Je me souviens très bien du moment où j'ai cliqué sur le bouton "lecture". J'étais plein d'espoir, prêt à être emporté par cette histoire captivante. J'avais lu les critiques élogieuses. J'avais vu les amis sur les réseaux sociaux qui semblaient avoir trouvé leur nouveau Graal télévisuel. Et puis... rien. Enfin, pas rien. Il y avait bien des images. Et des dialogues. Mais cette alchimie magique, ce truc qui fait qu'on ne peut plus s'arrêter, cette envie irrépressible de savoir ce qui va se passer ensuite... elle n'est pas venue. C'est un peu comme aller à un dîner où tout le monde s'esclaffe de rire à des blagues que vous ne comprenez pas. On sourit poliment, on hoche la tête, mais au fond, on se sent un peu à part.
Et ce n'est pas un jugement. Absolument pas. Je suis sûr que pour beaucoup, Ce Qui Nous Lie est une merveille. Que les personnages sont profonds, que les intrigues sont brillantes, que la réalisation est d'une finesse incroyable. Je respecte ça. Vraiment. Mon seul crime, c'est de ne pas ressentir la même chose. Mon seul péché mignon, c'est de préférer regarder une vieille comédie que je connais par cœur pour la dixième fois, plutôt que de me torturer l'esprit avec des rebondissements que je trouve, disons, un peu prévisibles. Ou peut-être que je suis juste trop fatigué pour ça. La vie est déjà assez compliquée, non ? Faut-il vraiment se plonger dans des drames complexes quand on peut, par exemple, revoir Friends et savoir que tout finira bien ?
La beauté du streaming, c'est justement ça. Il y en a pour tous les goûts. Et si mon goût à moi, en ce moment, est de rester un peu à l'écart du tourbillon Ce Qui Nous Lie, et bien, tant pis pour moi.
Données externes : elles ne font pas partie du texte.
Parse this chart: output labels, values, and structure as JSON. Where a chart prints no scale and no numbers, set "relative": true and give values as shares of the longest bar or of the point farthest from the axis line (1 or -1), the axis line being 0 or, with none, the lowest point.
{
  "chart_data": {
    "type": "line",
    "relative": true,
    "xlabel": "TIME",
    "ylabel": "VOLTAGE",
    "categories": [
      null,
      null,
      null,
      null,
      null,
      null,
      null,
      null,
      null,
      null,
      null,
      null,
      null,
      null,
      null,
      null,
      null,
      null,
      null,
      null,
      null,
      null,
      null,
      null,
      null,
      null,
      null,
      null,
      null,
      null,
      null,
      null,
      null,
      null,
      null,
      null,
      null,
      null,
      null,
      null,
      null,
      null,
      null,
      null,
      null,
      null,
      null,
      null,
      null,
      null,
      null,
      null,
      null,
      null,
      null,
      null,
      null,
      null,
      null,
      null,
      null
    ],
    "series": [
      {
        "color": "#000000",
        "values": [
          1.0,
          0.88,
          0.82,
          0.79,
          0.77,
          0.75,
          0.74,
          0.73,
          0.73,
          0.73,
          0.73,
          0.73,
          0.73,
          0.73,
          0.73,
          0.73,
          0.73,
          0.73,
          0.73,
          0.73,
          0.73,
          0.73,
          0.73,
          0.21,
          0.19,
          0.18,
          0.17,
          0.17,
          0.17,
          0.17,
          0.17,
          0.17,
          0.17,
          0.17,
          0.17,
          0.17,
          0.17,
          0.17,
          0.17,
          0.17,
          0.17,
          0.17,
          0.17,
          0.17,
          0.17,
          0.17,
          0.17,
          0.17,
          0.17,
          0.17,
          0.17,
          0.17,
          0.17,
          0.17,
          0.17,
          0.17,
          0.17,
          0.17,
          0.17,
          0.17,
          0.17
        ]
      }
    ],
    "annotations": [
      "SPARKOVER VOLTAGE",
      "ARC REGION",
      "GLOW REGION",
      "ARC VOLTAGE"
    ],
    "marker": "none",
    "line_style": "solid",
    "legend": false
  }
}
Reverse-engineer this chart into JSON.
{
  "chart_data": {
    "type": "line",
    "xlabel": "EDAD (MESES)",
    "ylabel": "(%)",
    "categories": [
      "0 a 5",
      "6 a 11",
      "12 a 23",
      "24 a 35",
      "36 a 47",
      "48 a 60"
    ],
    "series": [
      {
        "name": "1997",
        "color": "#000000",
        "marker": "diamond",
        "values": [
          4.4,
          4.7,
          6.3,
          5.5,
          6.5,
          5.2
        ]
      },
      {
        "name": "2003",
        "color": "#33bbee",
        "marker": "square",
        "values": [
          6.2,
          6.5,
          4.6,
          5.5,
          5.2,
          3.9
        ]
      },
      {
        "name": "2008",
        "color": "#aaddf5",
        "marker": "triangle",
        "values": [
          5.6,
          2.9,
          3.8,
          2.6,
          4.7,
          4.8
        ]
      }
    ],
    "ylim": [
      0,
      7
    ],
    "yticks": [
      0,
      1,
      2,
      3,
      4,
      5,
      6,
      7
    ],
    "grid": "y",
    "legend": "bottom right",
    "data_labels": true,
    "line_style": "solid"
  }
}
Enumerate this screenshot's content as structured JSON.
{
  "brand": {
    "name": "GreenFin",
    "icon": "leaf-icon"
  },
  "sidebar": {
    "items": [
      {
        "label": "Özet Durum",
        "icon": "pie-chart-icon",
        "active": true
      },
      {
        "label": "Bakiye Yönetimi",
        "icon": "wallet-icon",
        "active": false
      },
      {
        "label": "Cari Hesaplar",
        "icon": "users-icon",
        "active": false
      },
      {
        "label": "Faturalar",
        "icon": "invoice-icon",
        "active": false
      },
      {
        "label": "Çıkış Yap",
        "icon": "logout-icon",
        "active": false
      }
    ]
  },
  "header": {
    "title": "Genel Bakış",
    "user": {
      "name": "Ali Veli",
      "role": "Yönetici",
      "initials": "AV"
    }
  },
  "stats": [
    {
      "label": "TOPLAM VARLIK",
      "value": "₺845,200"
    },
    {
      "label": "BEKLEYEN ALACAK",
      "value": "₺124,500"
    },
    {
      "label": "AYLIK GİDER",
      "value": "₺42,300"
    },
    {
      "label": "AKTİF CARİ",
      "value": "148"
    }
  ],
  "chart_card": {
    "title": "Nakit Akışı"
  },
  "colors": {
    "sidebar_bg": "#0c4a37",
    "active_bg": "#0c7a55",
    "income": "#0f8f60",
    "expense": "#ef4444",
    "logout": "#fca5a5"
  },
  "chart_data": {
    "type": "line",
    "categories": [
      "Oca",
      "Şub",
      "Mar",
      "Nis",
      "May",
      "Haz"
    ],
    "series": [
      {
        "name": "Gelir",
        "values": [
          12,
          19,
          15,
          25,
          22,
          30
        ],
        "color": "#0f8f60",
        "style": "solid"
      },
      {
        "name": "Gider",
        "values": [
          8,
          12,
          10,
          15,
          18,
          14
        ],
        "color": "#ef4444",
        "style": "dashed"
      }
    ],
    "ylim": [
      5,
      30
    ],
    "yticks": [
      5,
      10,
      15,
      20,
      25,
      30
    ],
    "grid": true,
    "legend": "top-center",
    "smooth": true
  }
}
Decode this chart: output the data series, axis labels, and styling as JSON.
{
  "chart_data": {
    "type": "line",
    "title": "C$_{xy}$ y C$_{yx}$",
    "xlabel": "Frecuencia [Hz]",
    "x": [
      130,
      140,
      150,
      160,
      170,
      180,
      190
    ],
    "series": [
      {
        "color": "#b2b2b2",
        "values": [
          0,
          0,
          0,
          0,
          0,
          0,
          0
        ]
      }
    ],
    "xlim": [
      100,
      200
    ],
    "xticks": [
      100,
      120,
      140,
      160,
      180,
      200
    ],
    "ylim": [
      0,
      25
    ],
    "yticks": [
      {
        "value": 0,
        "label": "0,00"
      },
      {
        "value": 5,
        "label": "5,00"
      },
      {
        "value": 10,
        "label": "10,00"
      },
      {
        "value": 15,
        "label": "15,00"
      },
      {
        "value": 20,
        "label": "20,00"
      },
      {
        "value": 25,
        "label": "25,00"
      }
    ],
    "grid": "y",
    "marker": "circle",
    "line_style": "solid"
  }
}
Je me sens coupable, oui, mais une culpabilité légère, presque joyeuse. Comme si j'avais découvert une petite faille dans le système, une échappatoire secrète. Peut-être que je finirai par le regarder. Un jour. Quand le monde sera plus calme. Ou quand j'aurai épuisé toutes les rediffusions de mes séries cultes. D'ici là, je continuerai à sourire poliment quand on me parlera de Ce Qui Nous Lie, en pensant secrètement que ma tisane est bien plus réconfortante que toutes les péripéties du monde.

Et puis, il y a ces moments où l'on se dit : "Et si c'était moi qui avais tort ?" Mais non. Pas aujourd'hui. Aujourd'hui, je suis fier de mon indifférence polie. C'est une petite victoire personnelle dans la jungle des plateformes de streaming.
Alors oui, j'ai bien cliqué. J'ai bien vu les premières minutes. Et j'ai bien arrêté. Et je ne le regrette pas. Pas encore. Et vous ? Vous avez déjà eu ce sentiment ? Ce petit refus silencieux face à une série ultra-populaire ? Dites-le moi. On peut former un club. Un club discret, où l'on partage nos "opinions impopulaires" sur le monde du divertissement. En attendant, je vous laisse. Ma télé m'appelle. Et elle me promet des rires faciles et des fins heureuses. Et pour l'instant, c'est tout ce dont j'ai besoin.